Orang-orang yang tidak mengerti dari kalangan para rahib dan para pendeta serta pemimpin-pemimpin kesesatanlah yang termasuk kedalam golongan orang-orang yang dicela dan dicemoohkan oleh ayat ini. Lain halnya dengan para rasul dan para pengikut mereka dari kalangan ulama yang amilin (mengamalkan ilmunya). Maka sesungguhnya yang mereka perintahkan hanyalah apa-apa yang diperintahkan oleh Allah Swt, lalu disampaikan oleh para rasul kepada mereka. Sesungguhnya yang mereka larang hanyalah apa-apa yang dilarang oleh rasul-rasul Allah yang mulia. Semua rasul merupakan delegasi yang menghubungkan antara Allah dan makhluk-Nya untuk menyampaikan risalah dan amanat yang diembankan kepada mereka oleh Allah Swt, lalu mereka menunaikan tugas ini dengan sempurna, menasihati makhluk Allah, dan menyampaikan kebenaran kepada makhluk-Nya.

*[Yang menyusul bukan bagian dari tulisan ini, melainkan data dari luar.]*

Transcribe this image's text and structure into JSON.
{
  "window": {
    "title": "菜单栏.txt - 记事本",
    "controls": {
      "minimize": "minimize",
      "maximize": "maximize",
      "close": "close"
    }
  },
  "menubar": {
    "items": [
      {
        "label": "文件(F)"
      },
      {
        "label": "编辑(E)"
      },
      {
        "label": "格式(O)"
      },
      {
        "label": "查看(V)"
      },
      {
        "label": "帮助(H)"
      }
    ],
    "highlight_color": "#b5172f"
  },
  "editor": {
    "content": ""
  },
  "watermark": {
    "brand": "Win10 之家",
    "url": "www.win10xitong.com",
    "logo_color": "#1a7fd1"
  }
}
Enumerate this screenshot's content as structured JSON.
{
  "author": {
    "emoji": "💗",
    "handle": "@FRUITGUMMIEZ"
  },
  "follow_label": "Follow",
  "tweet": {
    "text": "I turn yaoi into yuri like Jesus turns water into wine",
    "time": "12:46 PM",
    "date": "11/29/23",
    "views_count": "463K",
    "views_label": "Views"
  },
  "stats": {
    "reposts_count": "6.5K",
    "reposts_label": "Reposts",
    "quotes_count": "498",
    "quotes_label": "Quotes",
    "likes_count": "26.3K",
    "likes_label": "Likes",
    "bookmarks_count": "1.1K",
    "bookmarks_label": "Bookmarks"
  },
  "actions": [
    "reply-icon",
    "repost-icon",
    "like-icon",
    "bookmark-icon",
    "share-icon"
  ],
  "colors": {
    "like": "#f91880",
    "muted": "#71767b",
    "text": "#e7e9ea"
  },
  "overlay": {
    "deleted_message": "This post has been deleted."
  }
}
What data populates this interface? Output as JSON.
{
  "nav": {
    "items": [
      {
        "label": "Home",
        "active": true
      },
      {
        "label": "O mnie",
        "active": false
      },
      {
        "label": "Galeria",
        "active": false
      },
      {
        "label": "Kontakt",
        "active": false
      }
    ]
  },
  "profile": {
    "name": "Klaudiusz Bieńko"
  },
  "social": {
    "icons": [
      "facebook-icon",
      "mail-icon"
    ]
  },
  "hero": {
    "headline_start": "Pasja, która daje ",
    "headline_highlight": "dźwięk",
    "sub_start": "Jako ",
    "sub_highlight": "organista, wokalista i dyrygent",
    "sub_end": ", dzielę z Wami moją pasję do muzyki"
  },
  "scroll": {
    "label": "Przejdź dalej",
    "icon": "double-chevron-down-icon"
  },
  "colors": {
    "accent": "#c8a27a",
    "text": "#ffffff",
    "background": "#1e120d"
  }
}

Firman Allah Swt : akan tetapi (Dia berkata): “Hendaklah kamu menjadi orang-orang rabbani, Karena kamu selalu mengajarkan Al Kitab dan disebabkan kamu tetap mempelajarinya.

Arti Rabbani menurut Ibnu Abbas, Abu Razin adalah orang-orang yang bijaksana, orang-orang alim lagi orang-orang penyantun. Menurut Al-Hasan adalah orang-orang ahli fiqih, ahli Ibadah dan ahli takwa. Ad-Dahhak mengatakan sehubungan dengan makna firman-Nya: Karena kamu selalu mengajarkan Al Kitab dan disebabkan kamu tetap mempelajarinya. Bahwa makna yang dimaksud ialah sudah merupakan suatu keharusan bagi orang yang memahami al-Qur’an menjadi orang yang ahli fiqih. Tu’allimuna disini menurutnya dibaca ta’lamuna, yang artinya memahami maknanya. Sedangkan makna tadrusuna ialah hafal lafaz-lafaznya.